I think I’m missing something. I’ve read a couple of pieces online and in the papers about the complaint by Reprieve that Sir Peter Gibson should recuse himself from the torture inquiry on the basis that his former involvement in the oversight of the intelligence services as Intelligence Services Commissioner puts him in a conflicted position. And I’ve read extracts of the Treasury Solicitor’s response that are set out in today’s Guardian. It seems clear enough to me – there’s an appearance of bias. Perhaps it would be clearer if I read the whole letter (I can’t find it reproduced anywhere on the web) but I’m struggling to understand the merit in the government pointing out the lack of a legal duty to satisfy tests of impartiality and independence (although I suspect in fairness they were doing this in response to specific questions posed in Reprieve’s letter). Regardless of what prompted that assertion, it rather begs the question: if the inquiry is neither impartial nor independent what exactly is its purpose?

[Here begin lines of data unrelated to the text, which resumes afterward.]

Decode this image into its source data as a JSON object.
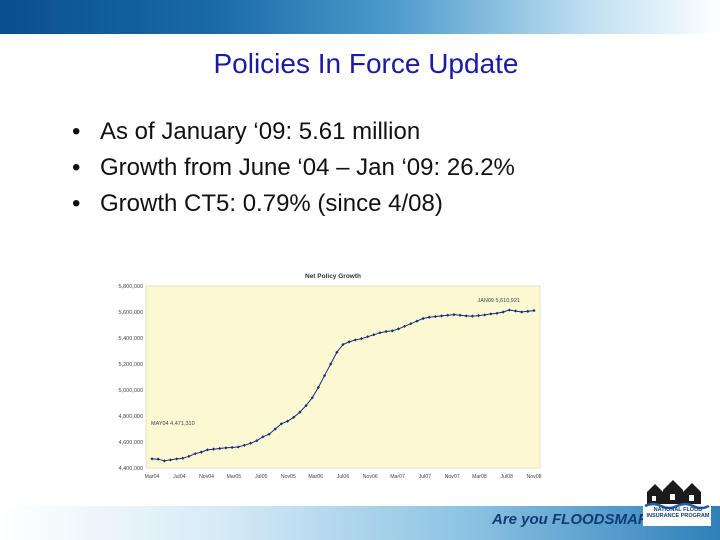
{
  "slide": {
    "title": "Policies In Force Update",
    "bullets": [
      "As of January ‘09:  5.61 million",
      "Growth from June ‘04 – Jan ‘09:  26.2%",
      "Growth CT5:  0.79% (since 4/08)"
    ],
    "bullet_symbol": "•"
  },
  "footer": {
    "tagline": "Are you FLOODSMART?",
    "logo_text": "NATIONAL FLOOD INSURANCE PROGRAM",
    "logo_icon": "houses-icon"
  },
  "colors": {
    "title": "#1a1aa6",
    "plot_background": "#fbf9d2",
    "series": "#1a2a7a",
    "band_dark": "#0a4f8e"
  },
  "chart_data": {
    "type": "line",
    "title": "Net Policy Growth",
    "xlabel": "",
    "ylabel": "",
    "ylim": [
      4400000,
      5800000
    ],
    "yticks": [
      "5,800,000",
      "5,600,000",
      "5,400,000",
      "5,200,000",
      "5,000,000",
      "4,800,000",
      "4,600,000",
      "4,400,000"
    ],
    "ytick_values": [
      5800000,
      5600000,
      5400000,
      5200000,
      5000000,
      4800000,
      4600000,
      4400000
    ],
    "xticks": [
      "Mar04",
      "Jul04",
      "Nov04",
      "Mar05",
      "Jul05",
      "Nov05",
      "Mar06",
      "Jul06",
      "Nov06",
      "Mar07",
      "Jul07",
      "Nov07",
      "Mar08",
      "Jul08",
      "Nov08"
    ],
    "grid": false,
    "legend": "none",
    "annotations": [
      "JAN09 5,610,921",
      "MAY04 4,471,310"
    ],
    "series": [
      {
        "values": [
          4470000,
          4468000,
          4455000,
          4462000,
          4470000,
          4475000,
          4490000,
          4510000,
          4522000,
          4540000,
          4545000,
          4550000,
          4555000,
          4558000,
          4562000,
          4575000,
          4590000,
          4610000,
          4640000,
          4660000,
          4700000,
          4740000,
          4760000,
          4790000,
          4830000,
          4880000,
          4940000,
          5020000,
          5110000,
          5200000,
          5290000,
          5350000,
          5370000,
          5385000,
          5395000,
          5410000,
          5425000,
          5440000,
          5450000,
          5455000,
          5470000,
          5490000,
          5510000,
          5530000,
          5550000,
          5560000,
          5565000,
          5570000,
          5575000,
          5580000,
          5575000,
          5570000,
          5568000,
          5572000,
          5578000,
          5585000,
          5590000,
          5600000,
          5615000,
          5608000,
          5600000,
          5605000,
          5610921
        ]
      }
    ]
  }
}
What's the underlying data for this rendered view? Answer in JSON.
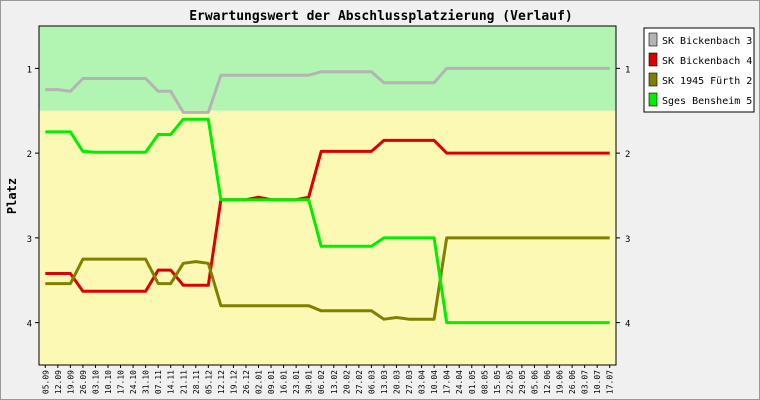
{
  "chart_data": {
    "type": "line",
    "title": "Erwartungswert der Abschlussplatzierung (Verlauf)",
    "ylabel": "Platz",
    "xlabel": "",
    "ylim": [
      4.5,
      0.5
    ],
    "y_inverted": true,
    "yticks": [
      1,
      2,
      3,
      4
    ],
    "ytick_labels": [
      "1",
      "2",
      "3",
      "4"
    ],
    "bands": [
      {
        "from": 0.5,
        "to": 1.5,
        "color": "#b2f5b2"
      },
      {
        "from": 1.5,
        "to": 4.5,
        "color": "#fcf9b4"
      }
    ],
    "grid": false,
    "legend_position": "right",
    "x": [
      "05.09",
      "12.09",
      "19.09",
      "26.09",
      "03.10",
      "10.10",
      "17.10",
      "24.10",
      "31.10",
      "07.11",
      "14.11",
      "21.11",
      "28.11",
      "05.12",
      "12.12",
      "19.12",
      "26.12",
      "02.01",
      "09.01",
      "16.01",
      "23.01",
      "30.01",
      "06.02",
      "13.02",
      "20.02",
      "27.02",
      "06.03",
      "13.03",
      "20.03",
      "27.03",
      "03.04",
      "10.04",
      "17.04",
      "24.04",
      "01.05",
      "08.05",
      "15.05",
      "22.05",
      "29.05",
      "05.06",
      "12.06",
      "19.06",
      "26.06",
      "03.07",
      "10.07",
      "17.07"
    ],
    "series": [
      {
        "name": "SK Bickenbach 3",
        "color": "#b4b4b4",
        "values": [
          1.25,
          1.25,
          1.27,
          1.12,
          1.12,
          1.12,
          1.12,
          1.12,
          1.12,
          1.27,
          1.27,
          1.52,
          1.52,
          1.52,
          1.08,
          1.08,
          1.08,
          1.08,
          1.08,
          1.08,
          1.08,
          1.08,
          1.04,
          1.04,
          1.04,
          1.04,
          1.04,
          1.17,
          1.17,
          1.17,
          1.17,
          1.17,
          1.0,
          1.0,
          1.0,
          1.0,
          1.0,
          1.0,
          1.0,
          1.0,
          1.0,
          1.0,
          1.0,
          1.0,
          1.0,
          1.0
        ]
      },
      {
        "name": "SK Bickenbach 4",
        "color": "#dd0000",
        "values": [
          3.42,
          3.42,
          3.42,
          3.63,
          3.63,
          3.63,
          3.63,
          3.63,
          3.63,
          3.38,
          3.38,
          3.56,
          3.56,
          3.56,
          2.55,
          2.55,
          2.55,
          2.52,
          2.55,
          2.55,
          2.55,
          2.52,
          1.98,
          1.98,
          1.98,
          1.98,
          1.98,
          1.85,
          1.85,
          1.85,
          1.85,
          1.85,
          2.0,
          2.0,
          2.0,
          2.0,
          2.0,
          2.0,
          2.0,
          2.0,
          2.0,
          2.0,
          2.0,
          2.0,
          2.0,
          2.0
        ]
      },
      {
        "name": "SK 1945 Fürth 2",
        "color": "#808000",
        "values": [
          3.54,
          3.54,
          3.54,
          3.25,
          3.25,
          3.25,
          3.25,
          3.25,
          3.25,
          3.54,
          3.54,
          3.3,
          3.28,
          3.3,
          3.8,
          3.8,
          3.8,
          3.8,
          3.8,
          3.8,
          3.8,
          3.8,
          3.86,
          3.86,
          3.86,
          3.86,
          3.86,
          3.96,
          3.94,
          3.96,
          3.96,
          3.96,
          3.0,
          3.0,
          3.0,
          3.0,
          3.0,
          3.0,
          3.0,
          3.0,
          3.0,
          3.0,
          3.0,
          3.0,
          3.0,
          3.0
        ]
      },
      {
        "name": "Sges Bensheim 5",
        "color": "#00ee00",
        "values": [
          1.75,
          1.75,
          1.75,
          1.98,
          1.99,
          1.99,
          1.99,
          1.99,
          1.99,
          1.78,
          1.78,
          1.6,
          1.6,
          1.6,
          2.55,
          2.55,
          2.55,
          2.55,
          2.55,
          2.55,
          2.55,
          2.55,
          3.1,
          3.1,
          3.1,
          3.1,
          3.1,
          3.0,
          3.0,
          3.0,
          3.0,
          3.0,
          4.0,
          4.0,
          4.0,
          4.0,
          4.0,
          4.0,
          4.0,
          4.0,
          4.0,
          4.0,
          4.0,
          4.0,
          4.0,
          4.0
        ]
      }
    ]
  }
}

One thought on “Torture Inquiry Conflict of Interest Complaint

  1. I think this highlights whats wrong quite clearly and the reason that there is so little trust in these and other proceedings. I thank you.

    The appearance of bias alone, even if there is non, should be sufficient! There are plenty of precidents for that.

    But I would severely question that there is lack of a legal duty to satisfy tests of impartiality and independence, do these people not know the point of judicial or quasi judicial proceedings and the required standards in law?

    I sometimes think going back to basics and starting again with a primary school approach would not go amis. “Well children today we are going to learn about the Magna Carta.” I wonder if the treasury solictors have even read it?

    What indeed is the point except to waste money on something that cannot have the public trust, which of course leaves it open to allegations of being a whitewash!